When using any kind of grain, rinse well in a colander and soak in water for at least 2 hours. (or overnight!) It allows for nutrients to be easily digested by us and it also means it will cook faster! Win-win. :)
Serves 6-8 hippies
2 cups hulled barley
2 tablespoons olive oil
1 large onion, sliced
4 cloves garlic, finely chopped
2 carrots, grated OR chopped
2 celery stalks, diced
5 tablespoons of shoyu (soy sauce)
1/4 tsp fine sea salt
1/2 tsp basil (dried)
1/2 tsp dried oregano
1/4 tsp garlic powder
1/4 red pepper seeds (optional)
3/4 cup Tahini Dressing (recipe follows)
Preheat oven to 350*F. Bring 3 cups of water to a boil in a large saucepan; add the barley and cook for approximately 50-60 minutes or until tender. Drain off any remaining water, and set cooked barley aside.
Heat the oil in a large skillet. Add the onion and garlic, and saute until the onion is tender. If the onion starts to stick or get too brown, add a it of water to the pan. Add the carrots, celery, soy sauce, salt, basil, oregano, red pepper seeds and garlic powder, and cook for 5 minutes until the vegetables are tender. Add the barley, and stir over med-high heat for a few minutes. Taste seasonings and adjust to taste.

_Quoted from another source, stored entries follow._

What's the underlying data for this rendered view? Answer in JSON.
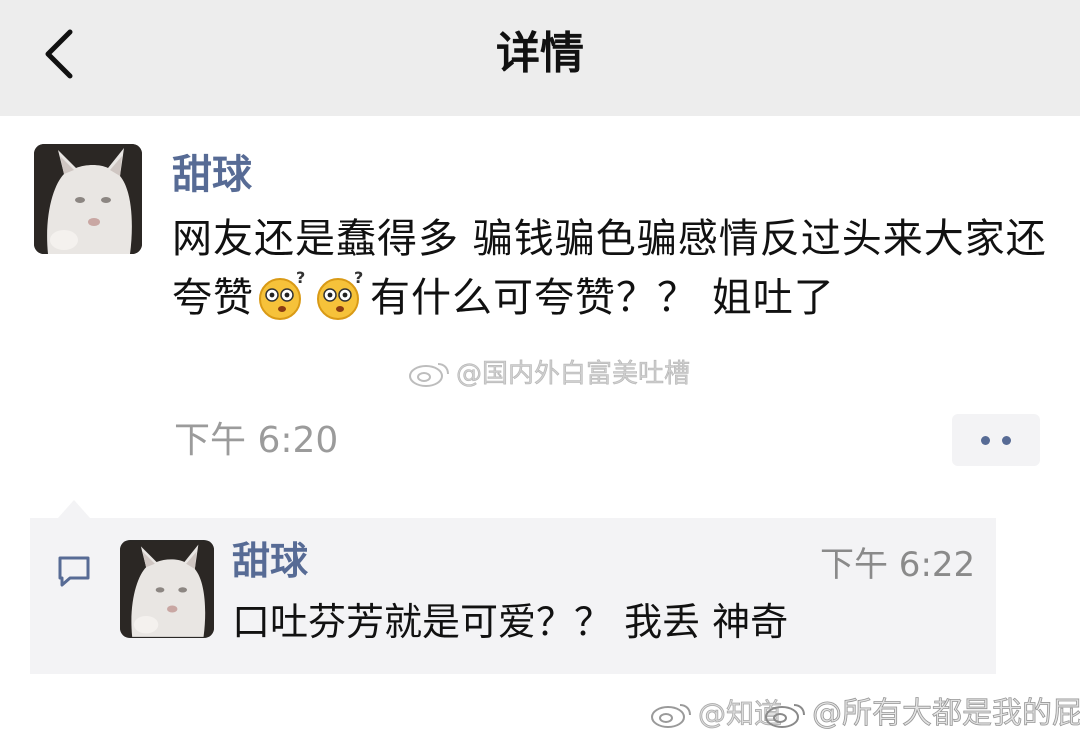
{
  "header": {
    "title": "详情",
    "back_icon": "chevron-left-icon"
  },
  "post": {
    "author": "甜球",
    "text_part1": "网友还是蠢得多 骗钱骗色骗感情反过头来大家还夸赞",
    "emojis": [
      "surprised-emoji",
      "surprised-emoji"
    ],
    "text_part2": "有什么可夸赞？？ 姐吐了",
    "time": "下午 6:20",
    "more_icon": "more-dots-icon"
  },
  "comment": {
    "icon": "comment-icon",
    "author": "甜球",
    "time": "下午 6:22",
    "text": "口吐芬芳就是可爱？？ 我丢 神奇"
  },
  "watermarks": {
    "center": "@国内外白富美吐槽",
    "bottom_left": "@知道",
    "bottom_right": "@所有大都是我的屁"
  },
  "colors": {
    "link_blue": "#576b95",
    "topbar_bg": "#ededed",
    "comment_bg": "#f3f3f5",
    "time_gray": "#9b9b9b"
  }
}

Transfer half of the mixture to an 8 x 12 baking dish; drizzle half of the Tahini Dressing on top. Add second layer of barley mixture and the remainder of the dressing. Bake, uncovered, until heated through, about 35 minutes.
1/4 small onion, diced
1/2 cup tahini
1 tablespoon shoyu (soy sauce)
1 clove of garlic, crushed
1 tbsp lemon juice
Pinch of Paprika, Basil, & Oregano (dried)
Combine the onion with 2 tbsp water in a small skillet, and saute over medium high heat until softened.
Scrape onion into a blender and add 1/2 cup of water and the remaining ingredients. Blend until creamy!